MYTHOLOG
- Website type: Literary
- Available in: English
- Founded: 2002
- Dissolved: 2007
- Headquarters: {{{location_country}}}
- Editor: Asher Black
- Industry: Online magazine
- Website: greenmanreview.com agreenmanreview.com
- Launched: 2002
- Current status: Defunct

= MYTHOLOG =

American web magazine

MYTHOLOG Literature of Mythic Proportions was a quarterly digital publication published from 2002 to 2007. It featured a collection of stories, poems, essays, reviews, writers, editors, illustrations and artists, that found myth in places odd and ordinary. The publications Editor-in-Chief was Asher Black.

==Genre==
MYTHOLOG accepted work on any genre, as long as they had some connection with mythic (not necessarily mythological) concepts.

It published essays such as The Door to the Imaginal Realm by Mary Pat Mann. later referenced in the book Alien Encounters by Patricia D. Netzley.

It was listed as a flash fiction market in Flash Fiction Flash Newsletter.

Genres included horror, such as The Cabin at the Top of the World by Mark Allan Gunnells, mentioned in the book 11 Classic Short Stories to Read by the Winter Fireplace.

It published erotic fiction as cited in the book Eternally Noir, 2005 from Logical-Lust Publications.

It also included religious poetry as mentioned in Joyce Lexicography Volume Fifteen, 2012 from Bucharest: Contemporary Literature Press. which is an imprint of The University of Bucharest, and has been cited in other academic publications such as 100 Papers: An Anthology of Flash Fiction and Prose Poetry with a Theoretical Postscript, University of the Witwatersrand, Johannesburg.

==Writers' market listings==
MYTHOLOG was listed in several magazine market lists, including Ralan and Spicy Green Iguana, as well as Speculative Literature Foundation.
It was listed in the book Get Your Articles Published by Lesley Bown and Ann Gawthorpe, McGraw-Hill 2010.

Various private collections of ezines, digital publications, and other writer venues also listed MYTHOLOG as being open to submissions from interested writers.

MYTHOLOG was a launchpad for a number of aspiring authors such as Christie Maurer (1937-2016), and is mentioned in her obituary.

==Notable authors==

A number of authors had early publications in MYTHOLOG.

Bruce Holland Rogers, whose books include: Bedtime Stories to Darken Your Dreams, Word Work: Surviving and Thriving As a Writer, and Flaming Arrows.

Marsheila Rockwell was nominated for the 2006 Rhysling Award from The Science Fiction Poetry Association (SFPA) for the poem "Fairy Tale Ending" (MYTHOLOG, Vol.3 No.3). She is author of Legacy of Wolves, Wizards of the Coast, 2007.

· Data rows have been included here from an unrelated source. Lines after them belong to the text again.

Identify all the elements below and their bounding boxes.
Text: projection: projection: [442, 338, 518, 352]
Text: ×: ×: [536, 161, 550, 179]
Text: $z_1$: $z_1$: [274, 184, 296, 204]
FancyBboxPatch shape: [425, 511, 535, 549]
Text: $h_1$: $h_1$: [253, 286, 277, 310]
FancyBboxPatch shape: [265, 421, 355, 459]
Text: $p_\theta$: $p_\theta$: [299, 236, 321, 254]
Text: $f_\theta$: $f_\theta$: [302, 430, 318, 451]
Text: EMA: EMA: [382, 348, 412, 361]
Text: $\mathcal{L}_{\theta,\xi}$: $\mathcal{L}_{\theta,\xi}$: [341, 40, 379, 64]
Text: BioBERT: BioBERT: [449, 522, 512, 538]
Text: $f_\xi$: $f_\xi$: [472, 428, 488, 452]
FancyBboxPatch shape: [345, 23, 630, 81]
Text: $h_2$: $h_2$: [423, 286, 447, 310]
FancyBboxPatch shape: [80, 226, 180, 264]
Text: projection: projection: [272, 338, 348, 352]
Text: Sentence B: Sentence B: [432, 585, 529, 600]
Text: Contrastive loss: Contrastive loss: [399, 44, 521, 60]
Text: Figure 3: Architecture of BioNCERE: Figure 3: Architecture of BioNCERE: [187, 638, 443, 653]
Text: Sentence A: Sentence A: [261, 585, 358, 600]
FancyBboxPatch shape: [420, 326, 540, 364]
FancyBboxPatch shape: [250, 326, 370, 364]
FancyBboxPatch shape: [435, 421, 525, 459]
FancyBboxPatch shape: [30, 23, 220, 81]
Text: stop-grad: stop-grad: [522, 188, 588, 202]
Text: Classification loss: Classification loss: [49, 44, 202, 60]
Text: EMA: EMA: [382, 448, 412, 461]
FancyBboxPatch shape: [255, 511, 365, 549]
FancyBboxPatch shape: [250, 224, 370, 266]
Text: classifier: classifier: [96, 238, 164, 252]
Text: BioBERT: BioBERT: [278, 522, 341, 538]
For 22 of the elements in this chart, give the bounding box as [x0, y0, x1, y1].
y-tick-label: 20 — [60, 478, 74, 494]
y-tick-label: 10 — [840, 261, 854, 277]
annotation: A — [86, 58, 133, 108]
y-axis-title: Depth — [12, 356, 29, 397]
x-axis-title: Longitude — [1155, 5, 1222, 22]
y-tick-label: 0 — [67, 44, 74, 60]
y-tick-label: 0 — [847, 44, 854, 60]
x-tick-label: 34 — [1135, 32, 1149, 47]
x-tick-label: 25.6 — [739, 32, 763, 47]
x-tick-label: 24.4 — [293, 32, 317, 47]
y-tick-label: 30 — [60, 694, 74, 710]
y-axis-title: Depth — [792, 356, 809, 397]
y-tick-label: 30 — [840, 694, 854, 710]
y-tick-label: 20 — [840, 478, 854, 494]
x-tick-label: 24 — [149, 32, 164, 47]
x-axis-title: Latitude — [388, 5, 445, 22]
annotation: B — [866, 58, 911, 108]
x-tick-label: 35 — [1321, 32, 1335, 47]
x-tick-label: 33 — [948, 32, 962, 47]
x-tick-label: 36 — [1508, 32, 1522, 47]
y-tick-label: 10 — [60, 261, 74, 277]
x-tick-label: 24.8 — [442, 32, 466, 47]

Danny Adams is winner of a place in The 2006 Rhysling Anthology for "Utnapishtim on Friday After Dessert". He is co-author, with Philip Jose Farmer, of the short science fiction novel The City Beyond Play, September 2007.

Jacqueline West is author of Cherma, poetry series, published by the University of Wisconsin - Madison's Parallel Press Chapbook Series in 2010.

Gerri Leen's work appears in anthologies like Sails & Sorcery: Nautical Tales of Fantasy and multiple Star Trek: Strange New Worlds editions.

Elizabeth Barrette is author of fourteen poems and one story in MYTHOLOG. She received a 2005 Rhysling nomination. She is Assistant Editor of SageWoman. Her work appears in the anthology The Impossible Will Take a Little While.

Lisa Agnew: Her first novel is Sword: Tales from the Green Sahara and Casual Soup.

Elizabeth Thomas Wenning is author of Confessions of a Mixed-up Weasel Hater.

Terry Dartnall, Brian Ames, and J.R. Cain are each authors of several anthologies of short work, including work originally appearing in MYTHOLOG.

Jerry J. Davis is responsible for the book Travels and has been included in the anthology Houston: We've got Bubbas!

Stewart Sternberg has work published in High Seas Cthulhu, an anthology of nautical Lovecraftian horror.

Robert Rhodes is a co-author of The Sword in the Mirror: A Century of Sword & Sorcery, in The Greenwood Encyclopedia of Contemporary Popular American Literature.